Edge AI Advancement: UCM’s efficiencies can make powerful AI applications more viable at the edge, enabling smarter devices and infrastructure.
UCM and the Future of AI: What to Expect
Huawei’s UCM technology paves the way for an exciting future in artificial intelligence.
Potential advancements include:
Advanced AI Chip Designs: Building on the concept of UCM, we can anticipate more efficient and specialized AI chip designs.
Improved AI model Development: UCM will facilitate the development of more complex and sophisticated AI models capable of tackling more challenging tasks.
New AI Applications: The technology’s efficiency and adaptability will spur innovation in AI applications across several sectors.
Market Impact and Competitive Landscape
The release of UCM will undoubtedly make Huawei a major player in the AI technology industry. The competition is likely to respond by developing similar advancements in AI acceleration and AI chip design.
Practical Tips for Developers and Enterprises
Here’s advice for those looking to leverage UCM:
Stay Updated: Remain current on the latest announcements and documentation from Huawei concerning UCM.
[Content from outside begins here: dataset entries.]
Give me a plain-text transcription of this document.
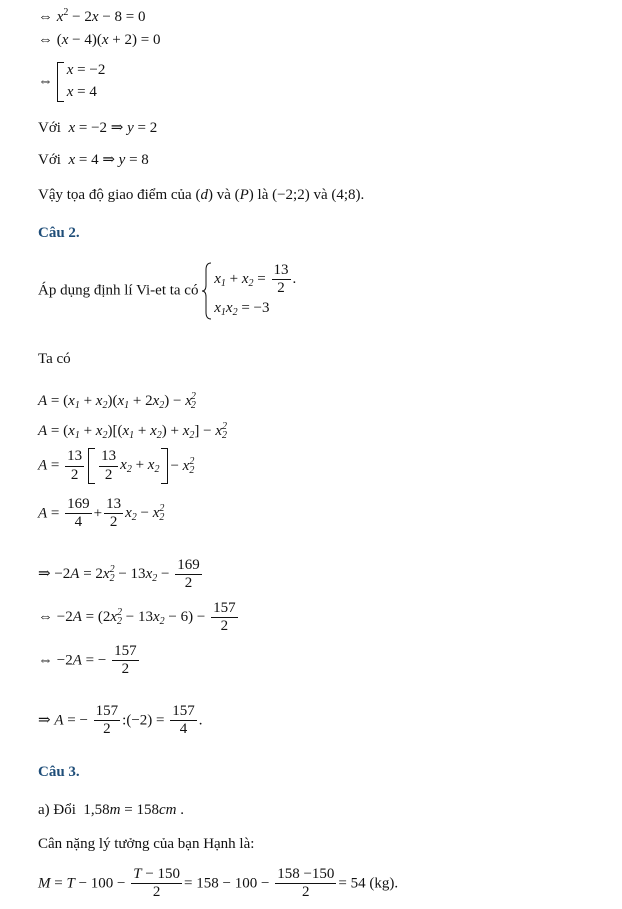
⇔ $x^2 - 2x - 8 = 0$
⇔ (x − 4)(x + 2) = 0
⇔
x = −2
x = 4
Với  x = −2 ⇒ y = 2
Với  x = 4 ⇒ y = 8
Vậy tọa độ giao điểm của (d) và (P) là (−2;2) và (4;8).
Câu 2.
Áp dụng định lí Vi-et ta có
$x_1 + x_2 = \frac{13}{2}$ .
$x_1x_2 = -3$
Ta có
$A = (x_1 + x_2)(x_1 + 2x_2) - x_2^2$
$A = (x_1 + x_2)[(x_1 + x_2) + x_2] - x_2^2$
$A = \frac{13}{2} \frac{13}{2} x_2 + x_2 - x_2^2$
$A = \frac{169}{4} + \frac{13}{2} x_2 - x_2^2$
⇒ $-2A = 2x_2^2 - 13x_2 - \frac{169}{2}$
⇔ $-2A = (2x_2^2 - 13x_2 - 6) - \frac{157}{2}$
⇔ −2A = − $\frac{157}{2}$
⇒ A = − $\frac{157}{2}$ :(−2) = $\frac{157}{4}$ .
Câu 3.
a) Đổi  1,58m = 158cm .
Cân nặng lý tưởng của bạn Hạnh là:
$M = T - 100 - \frac{T - 150}{2} = 158 - 100 - \frac{158 -150}{2} = 54$ (kg).
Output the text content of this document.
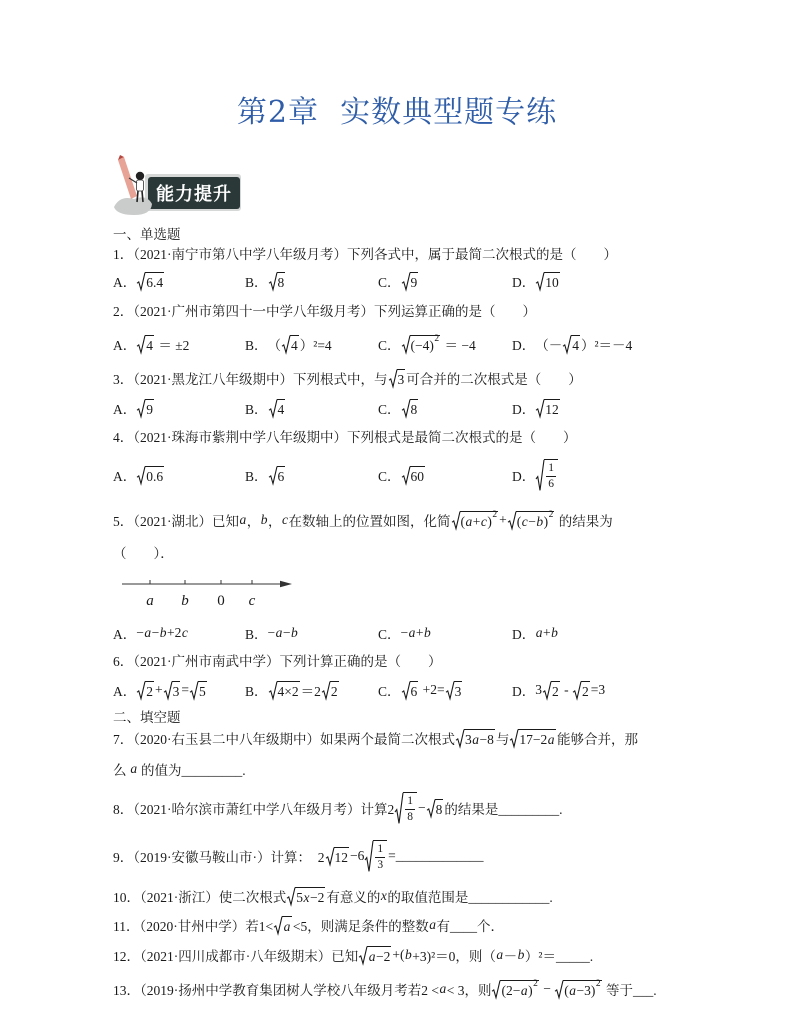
第2章  实数典型题专练
能力提升
一、单选题
1．（2021·南宁市第八中学八年级月考）下列各式中，属于最简二次根式的是（　　）
A． 6.4	B． 8	C． 9	D． 10
2．（2021·广州市第四十一中学八年级月考）下列运算正确的是（　　）
A． 4 ＝ ±2	B． （ 4 ）²=4	C． (−4) 2 ＝ −4	D． （－ 4 ）²＝－4
3．（2021·黑龙江八年级期中）下列根式中，与 3 可合并的二次根式是（　　）
A． 9	B． 4	C． 8	D． 12
4．（2021·珠海市紫荆中学八年级期中）下列根式是最简二次根式的是（　　）
A． 0.6	B． 6	C． 60	D． $\frac{1}{6}$
5．（2021·湖北）已知 a ， b ， c 在数轴上的位置如图，化简 ( a + c ) 2 + ( c − b ) 2 的结果为
（　　）．
a b 0 c
A． − a − b +2 c	B． − a − b	C． − a + b	D． a + b
6．（2021·广州市南武中学）下列计算正确的是（　　）
A． 2 + 3 = 5	B． 4×2 ＝2 2	C． 6 +2= 3	D． 3 2 - 2 =3
二、填空题
7．（2020·右玉县二中八年级期中）如果两个最简二次根式 3 a −8 与 17−2 a 能够合并，那
么 a 的值为_________.
8．（2021·哈尔滨市萧红中学八年级月考）计算$2 \frac{1}{8} - 8$ 的结果是_________.
9．（2019·安徽马鞍山市·）计算：  2 $12 -6 \frac{1}{3}$ =_____________
10．（2021·浙江）使二次根式 5 x −2 有意义的 x 的取值范围是____________.
11．（2020·甘州中学）若1< a <5，则满足条件的整数 a 有____个．
12．（2021·四川成都市·八年级期末）已知 a −2 +( b +3)²＝0，则（ a － b ）²＝_____.
13．（2019·扬州中学教育集团树人学校八年级月考若2 < a < 3，则 (2− a ) 2 − ( a −3) 2 等于___.
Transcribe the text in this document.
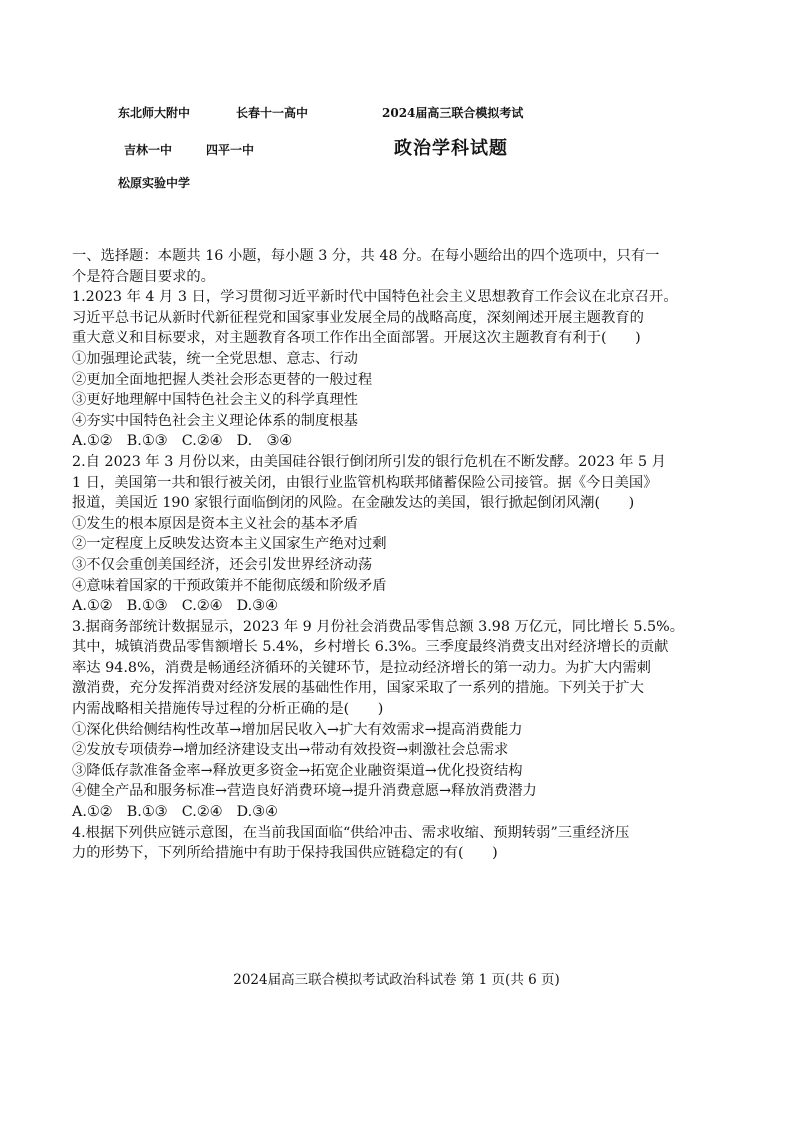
东北师大附中	长春十一高中	2024届高三联合模拟考试
吉林一中	四平一中	政治学科试题
松原实验中学

一、选择题：本题共 16 小题，每小题 3 分，共 48 分。在每小题给出的四个选项中，只有一

个是符合题目要求的。

1.2023 年 4 月 3 日，学习贯彻习近平新时代中国特色社会主义思想教育工作会议在北京召开。

习近平总书记从新时代新征程党和国家事业发展全局的战略高度，深刻阐述开展主题教育的

重大意义和目标要求，对主题教育各项工作作出全面部署。开展这次主题教育有利于(　　)

①加强理论武装，统一全党思想、意志、行动

②更加全面地把握人类社会形态更替的一般过程

③更好地理解中国特色社会主义的科学真理性

④夯实中国特色社会主义理论体系的制度根基

A.①②　B.①③　C.②④　D.　③④

2.自 2023 年 3 月份以来，由美国硅谷银行倒闭所引发的银行危机在不断发酵。2023 年 5 月

1 日，美国第一共和银行被关闭，由银行业监管机构联邦储蓄保险公司接管。据《今日美国》

报道，美国近 190 家银行面临倒闭的风险。在金融发达的美国，银行掀起倒闭风潮(　　)

①发生的根本原因是资本主义社会的基本矛盾

②一定程度上反映发达资本主义国家生产绝对过剩

③不仅会重创美国经济，还会引发世界经济动荡

④意味着国家的干预政策并不能彻底缓和阶级矛盾

A.①②　B.①③　C.②④　D.③④

3.据商务部统计数据显示，2023 年 9 月份社会消费品零售总额 3.98 万亿元，同比增长 5.5%。

其中，城镇消费品零售额增长 5.4%，乡村增长 6.3%。三季度最终消费支出对经济增长的贡献

率达 94.8%，消费是畅通经济循环的关键环节，是拉动经济增长的第一动力。为扩大内需刺

激消费，充分发挥消费对经济发展的基础性作用，国家采取了一系列的措施。下列关于扩大

内需战略相关措施传导过程的分析正确的是(　　)

①深化供给侧结构性改革→增加居民收入→扩大有效需求→提高消费能力

②发放专项债券→增加经济建设支出→带动有效投资→刺激社会总需求

③降低存款准备金率→释放更多资金→拓宽企业融资渠道→优化投资结构

④健全产品和服务标准→营造良好消费环境→提升消费意愿→释放消费潜力

A.①②　B.①③　C.②④　D.③④

4.根据下列供应链示意图，在当前我国面临“供给冲击、需求收缩、预期转弱”三重经济压

力的形势下，下列所给措施中有助于保持我国供应链稳定的有(　　)

2024届高三联合模拟考试政治科试卷 第 1 页(共 6 页)
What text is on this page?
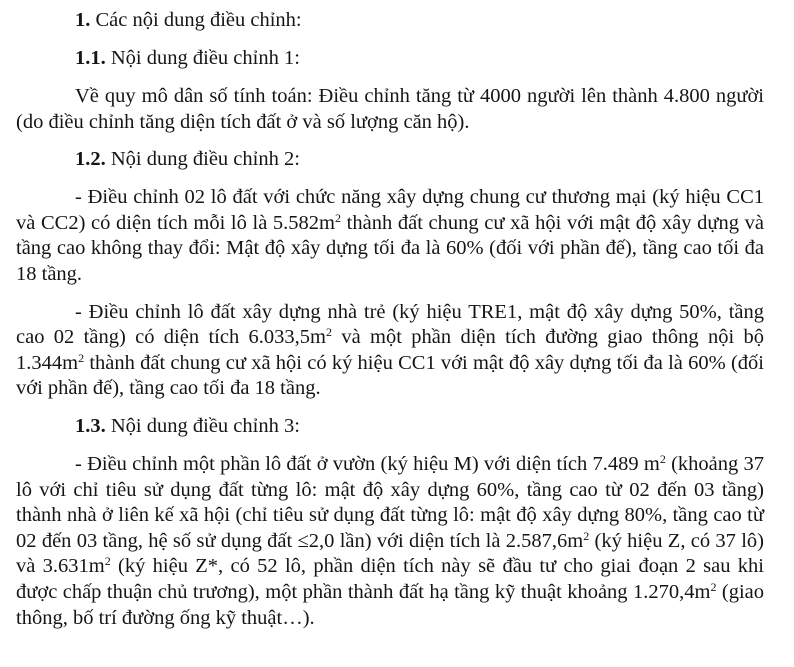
1. Các nội dung điều chỉnh:

1.1. Nội dung điều chỉnh 1:

Về quy mô dân số tính toán: Điều chỉnh tăng từ 4000 người lên thành 4.800 người (do điều chỉnh tăng diện tích đất ở và số lượng căn hộ).

1.2. Nội dung điều chỉnh 2:

- Điều chỉnh 02 lô đất với chức năng xây dựng chung cư thương mại (ký hiệu CC1 và CC2) có diện tích mỗi lô là $5.582m^2$ thành đất chung cư xã hội với mật độ xây dựng và tầng cao không thay đổi: Mật độ xây dựng tối đa là 60% (đối với phần đế), tầng cao tối đa 18 tầng.

- Điều chỉnh lô đất xây dựng nhà trẻ (ký hiệu TRE1, mật độ xây dựng 50%, tầng cao 02 tầng) có diện tích $6.033,5m^2$ và một phần diện tích đường giao thông nội bộ $1.344m^2$ thành đất chung cư xã hội có ký hiệu CC1 với mật độ xây dựng tối đa là 60% (đối với phần đế), tầng cao tối đa 18 tầng.

1.3. Nội dung điều chỉnh 3:

- Điều chỉnh một phần lô đất ở vườn (ký hiệu M) với diện tích 7.489 $m^2$ (khoảng 37 lô với chỉ tiêu sử dụng đất từng lô: mật độ xây dựng 60%, tầng cao từ 02 đến 03 tầng) thành nhà ở liên kế xã hội (chỉ tiêu sử dụng đất từng lô: mật độ xây dựng 80%, tầng cao từ 02 đến 03 tầng, hệ số sử dụng đất ≤2,0 lần) với diện tích là $2.587,6m^2$ (ký hiệu Z, có 37 lô) và $3.631m^2$ (ký hiệu Z*, có 52 lô, phần diện tích này sẽ đầu tư cho giai đoạn 2 sau khi được chấp thuận chủ trương), một phần thành đất hạ tầng kỹ thuật khoảng $1.270,4m^2$ (giao thông, bố trí đường ống kỹ thuật…).
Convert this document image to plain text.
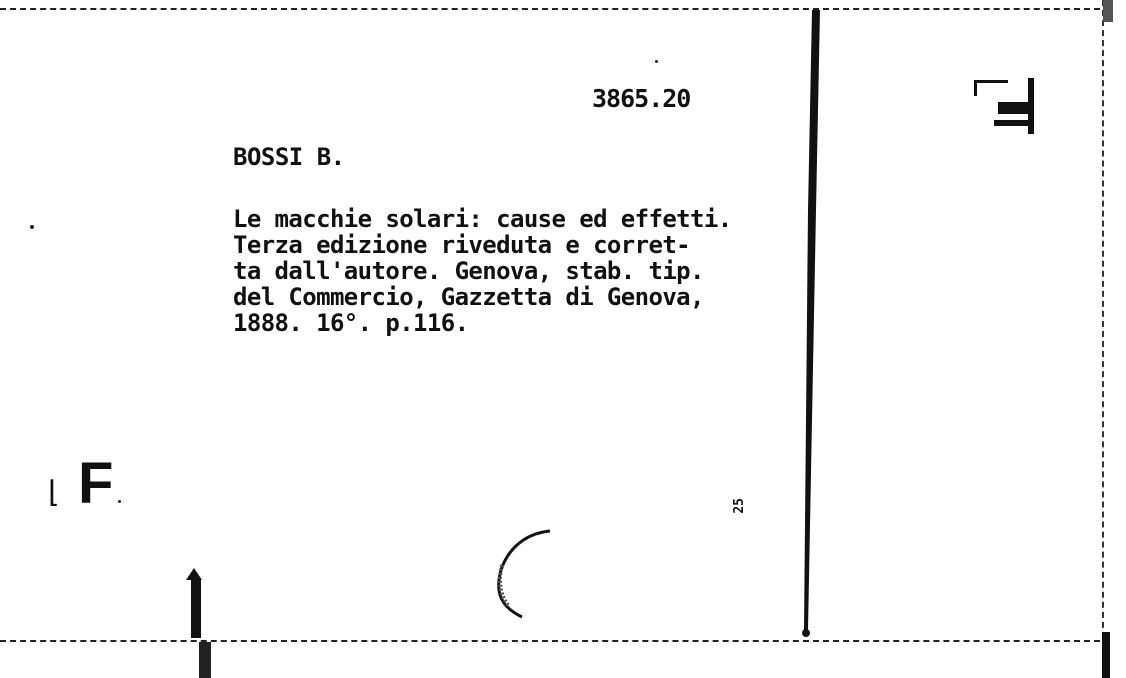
3865.20
BOSSI B.
Le macchie solari: cause ed effetti.
Terza edizione riveduta e corret-
ta dall'autore. Genova, stab. tip.
del Commercio, Gazzetta di Genova,
1888. 16°. p.116.
⌊ F	25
Pilot Programs: Examine the possibilities of participating in pilot programs to get a hands-on understanding of UCM.
Compatibility: Make sure the hardware and software frameworks are compliant with UCM.
* Optimization: Analyze your AI workloads to determine the areas where UCM can provide the most performance gains.
By understanding and leveraging UCM, developers and businesses can position themselves at the forefront of AI innovation.